Bilmemek ayıp değil ama bilmeden konuşmak çok ayıp!

Asabi bir insanım hem de çabuk alev alanından. Dışarıya mümkün mertebe yansıtmamak için yırtındığımdan bunun derecesini pek kimse - tek bilen ev ahalisi aslında - bilmez. Bugün yurdum insanı beni saniyesinde delirtmeyi başardı mesela ama sinirlendiğimi anladıklarını hiç sanmıyorum.

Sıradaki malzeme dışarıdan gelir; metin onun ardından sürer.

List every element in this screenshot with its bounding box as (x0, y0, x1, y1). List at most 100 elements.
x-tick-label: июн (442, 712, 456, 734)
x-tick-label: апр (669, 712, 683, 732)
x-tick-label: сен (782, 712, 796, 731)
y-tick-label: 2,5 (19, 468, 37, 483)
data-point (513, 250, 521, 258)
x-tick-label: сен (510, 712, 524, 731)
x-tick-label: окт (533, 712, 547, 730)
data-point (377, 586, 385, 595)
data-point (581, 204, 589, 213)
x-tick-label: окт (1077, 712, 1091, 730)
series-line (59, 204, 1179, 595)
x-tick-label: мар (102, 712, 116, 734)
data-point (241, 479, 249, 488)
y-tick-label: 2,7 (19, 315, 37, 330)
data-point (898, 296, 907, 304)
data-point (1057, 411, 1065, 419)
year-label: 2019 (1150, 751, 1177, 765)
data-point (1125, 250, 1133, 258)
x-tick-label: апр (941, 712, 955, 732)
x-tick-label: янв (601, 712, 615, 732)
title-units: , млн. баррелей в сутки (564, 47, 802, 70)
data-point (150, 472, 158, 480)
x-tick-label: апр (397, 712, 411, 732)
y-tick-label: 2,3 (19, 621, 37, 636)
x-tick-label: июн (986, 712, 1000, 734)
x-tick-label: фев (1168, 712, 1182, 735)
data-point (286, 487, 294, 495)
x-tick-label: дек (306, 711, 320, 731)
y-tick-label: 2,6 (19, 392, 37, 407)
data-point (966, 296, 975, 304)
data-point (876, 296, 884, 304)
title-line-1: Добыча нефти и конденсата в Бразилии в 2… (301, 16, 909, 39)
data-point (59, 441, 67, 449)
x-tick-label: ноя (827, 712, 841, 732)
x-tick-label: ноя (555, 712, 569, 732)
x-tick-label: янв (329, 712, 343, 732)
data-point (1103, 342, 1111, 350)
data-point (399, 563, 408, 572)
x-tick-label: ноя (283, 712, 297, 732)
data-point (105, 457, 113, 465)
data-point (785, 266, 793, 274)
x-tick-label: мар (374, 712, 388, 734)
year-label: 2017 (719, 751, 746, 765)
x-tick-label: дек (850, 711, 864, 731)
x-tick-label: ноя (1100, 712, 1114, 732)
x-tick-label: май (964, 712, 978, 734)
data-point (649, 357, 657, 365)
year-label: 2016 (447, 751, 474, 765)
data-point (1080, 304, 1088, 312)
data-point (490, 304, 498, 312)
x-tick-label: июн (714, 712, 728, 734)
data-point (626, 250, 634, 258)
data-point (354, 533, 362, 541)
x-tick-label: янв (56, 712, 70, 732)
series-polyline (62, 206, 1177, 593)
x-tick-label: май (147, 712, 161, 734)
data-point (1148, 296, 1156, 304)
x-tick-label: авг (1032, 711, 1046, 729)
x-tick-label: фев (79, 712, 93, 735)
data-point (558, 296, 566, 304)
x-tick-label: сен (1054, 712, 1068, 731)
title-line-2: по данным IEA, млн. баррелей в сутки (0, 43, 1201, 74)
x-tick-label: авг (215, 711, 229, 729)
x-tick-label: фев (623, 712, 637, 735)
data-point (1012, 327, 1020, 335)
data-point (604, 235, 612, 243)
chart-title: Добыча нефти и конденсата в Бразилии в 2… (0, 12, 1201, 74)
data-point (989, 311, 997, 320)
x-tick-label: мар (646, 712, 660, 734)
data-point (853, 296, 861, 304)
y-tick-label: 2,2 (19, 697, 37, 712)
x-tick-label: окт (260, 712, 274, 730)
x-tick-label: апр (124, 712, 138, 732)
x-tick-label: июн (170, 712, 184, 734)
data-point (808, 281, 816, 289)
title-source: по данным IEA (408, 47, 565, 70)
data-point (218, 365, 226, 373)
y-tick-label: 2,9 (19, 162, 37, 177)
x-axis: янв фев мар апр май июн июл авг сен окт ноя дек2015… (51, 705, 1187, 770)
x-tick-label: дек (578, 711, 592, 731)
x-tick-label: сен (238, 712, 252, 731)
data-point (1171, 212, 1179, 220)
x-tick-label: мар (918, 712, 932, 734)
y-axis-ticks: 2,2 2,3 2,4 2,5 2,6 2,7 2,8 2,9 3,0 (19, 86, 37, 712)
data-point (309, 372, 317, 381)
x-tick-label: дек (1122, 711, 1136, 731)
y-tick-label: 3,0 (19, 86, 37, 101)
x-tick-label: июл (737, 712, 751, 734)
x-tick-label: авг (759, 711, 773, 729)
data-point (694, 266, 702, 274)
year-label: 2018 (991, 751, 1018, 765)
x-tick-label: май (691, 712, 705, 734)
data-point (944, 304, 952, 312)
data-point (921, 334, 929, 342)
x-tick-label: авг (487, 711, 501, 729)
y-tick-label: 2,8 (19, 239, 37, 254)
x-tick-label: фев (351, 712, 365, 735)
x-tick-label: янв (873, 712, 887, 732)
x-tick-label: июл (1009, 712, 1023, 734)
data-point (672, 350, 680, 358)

PTT şubesine mektup vermeye gittim. Her zamanki gibi kuyruk vardı tabii. Ben sırayı es geçerek görevliye mektubumu uzattığımda teyzenin biri " En önde ben varım. Niçin ilk benim işimi yapmıyorsunuz? " diye horozlanınca görevliye tutamadım kendimi. " Posta işinde kuyrukta beklemek gerekmiyor " dedim tatlı tatlı. Sonra da durduğu yerin birkaç cm ilerisinde duran yazıyı işaret ettim: " Yazıyı okursanız... " dedim. Görevli de sözlerimi onaylayınca dışarı çıktım. Tabii çıkmadan evvel son bir bakış atmadan duramadım hanım teyzeye.

Gel de sinir olma! Önce etrafına bir bak da gözünün önündeki yazıyı oku. Onu görmediysen karşındaki duvarda duran yazıyı oku. Olmadı sor soruştur; işi öğren. Sonra hakkını ara ki haksız duruma düşüp kendini rezil etmeyesin. Ama kimileri - umarım çoğunluk böyle değildir - bayılır bilip bilmeden ahkam kesmeye. Öğrenmek için seçtikleri yol buysa biz de tatlı sözlerin altına gizlenmiş iğneleyici tavırlarla öğretiriz. Ne yapalım?!